Le 7 octobre, le Président Alpha Grimpeur a accordé une interview à RFI et France 24 sur la présidentielle du 18 octobre. Il en a profité pour faire d’inacceptables raccourcis sur l’histoire récente de la Guinée. On ne peut pas ne pas revenir sur certains de ces raccourcis dont a usé le leader guinéen pour tordre le cou sans ménagement à cette page palpitante de notre histoire. La présidentielle de 1993 prouverait qu’il ne saurait être un dictateur. « Je me suis battu, pendant 44 ans j’étais opposant, affirme Alpha Condé. J’ai été condamné à mort par Sékou Touré et j’ai fait la prison.

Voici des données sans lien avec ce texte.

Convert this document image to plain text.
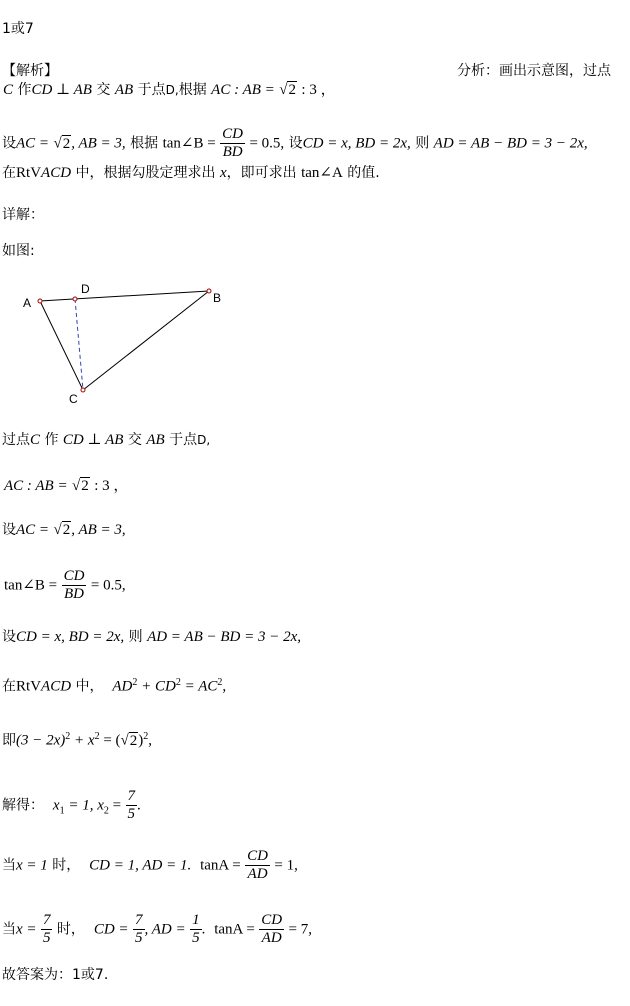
1或7
【解析】	分析：画出示意图，过点
C 作CD ⊥ AB 交 AB 于点D,根据 AC : AB = √2 : 3 ，
设AC = √2, AB = 3, 根据 tan∠B = $\frac{CD}{BD} = 0.5$, 设CD = x, BD = 2x, 则 AD = AB − BD = 3 − 2x,
在RtVACD 中，根据勾股定理求出 x，即可求出 tan∠A 的值.
详解：
如图:
A	B
C
D
过点C 作 CD ⊥ AB 交 AB 于点D,
AC : AB = √2 : 3 ，
设AC = √2, AB = 3,
tan∠B = $\frac{CD}{BD} = 0.5$,
设CD = x, BD = 2x, 则 AD = AB − BD = 3 − 2x,
在RtVACD 中， $AD^2 + CD^2 = AC^2$,
即$(3 - 2x)^2 + x^2 = (√2)^2$,
解得： $x_1 = 1$, $x_2 = \frac{7}{5}$ .
当x = 1 时， CD = 1, AD = 1. $\tan A = \frac{CD}{AD} = 1$,
当$x = \frac{7}{5}$ 时， CD = $\frac{7}{5}$ , AD = $\frac{1}{5}$ . $\tan A = \frac{CD}{AD} = 7$,
故答案为：1或7.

J’ai gagné les élections en 1993 tout le monde le sait, j’ai refusé bien que les militaires disaient qu’ils étaient avec moi. J’ai dit que je ne suis pas venu pour gouverner les cimetières. Donc si je voulais une présidence à vie, j’allais commencer à être président en 1993.

Oui, Alpha Condé a été condamné à mort par Sékou Touré ! Aux historiens le défi est lancé d’établir les circonstances, le tenants et abrutissants d’une telle condamnation. Oui, Alpha a fait la prison. Au temps du Général Conté. Il faut le préciser ! Mais Alpha a-t-il gagné les élections de 1993 ? Tout le monde le sait-il ? Non, il ne les avait pas gagnées. Ceux qui le savent ne sont pas tous morts. Le vote de Kankan et de Siguiri avait été annulé sur une base méchante mais logique. Siguiri a voté sans isoloirs. A ciel ouvert. Le jour du scrutin, Kankan a réclamé à Gomez, ministre de l’Intérieur de l’époque, des bulletins de vote pour le RPG et le PUP, sous prétexte qu’il en manquait. Les bulletins ont été aussitôt expédiés à Kankan, par hélicoptère. Et les autorités régionales de couper la poire en deux : le lot du RPG a été distribué dans les bureaux de vote, celui du PUP, soigneusement rangé dans un magasin. Même les enfants de bas-âge ont eu le loisir de voter RPG. L’affaire a éclaté, qui a emporté le maire, feu Grand K, jusqu’à la prison civile. Indéniable : si Kankan et Siguiri n’avaient pas été annulés, Alpha Condé aurait mis Lansana Conté en ballotage. Pas plus. Indéniable : à Conakry, les camps Alpha Yaya Diallo et Samory Touré avaient majoritairement voté Alpha. Mais de là à inférer que le patron du RPG pouvait être installé au pouvoir relève de la légende. Les officiers pro-Alpha n’avaient pas toute la situation en main.

Aussi, M. Condé devait-il attendre les événements des 2 et 3 février 1996 pour tenter de ressortir la tête, rassuré qu’il est par le groupe d’officiers qui le soutenait : « Alpha au pouvoir, c’est maintenant ! » Lansana Conté ne dormait plus que d’un œil. Il fait démonter les batteries des blindés qu’il met sous bonne garde. Avant de s’embarquer pour Paris d’où il devait suivre le déroulement de la mutinerie, Alpha laisse à ses amis officiers une enveloppe conséquente destinée à l’achat des batteries de remplacement. On choisit celles des tracteurs. C’est le premier flop. Suivi du second peu après. Alpha avait demandé à ses futurs-ex mutins de proclamer la nouvelle république au nom du RPG. Le tollé a tôt fait de parvenir aux oreilles de Gomez. Signé de l’aile « légaliste » du même RPG. A la date d’aujourd’hui, les rancœurs ne se sont pas entièrement dissipées entre Alpha Condé et certains de ses délateurs de février 1996. Tout le monde le sait.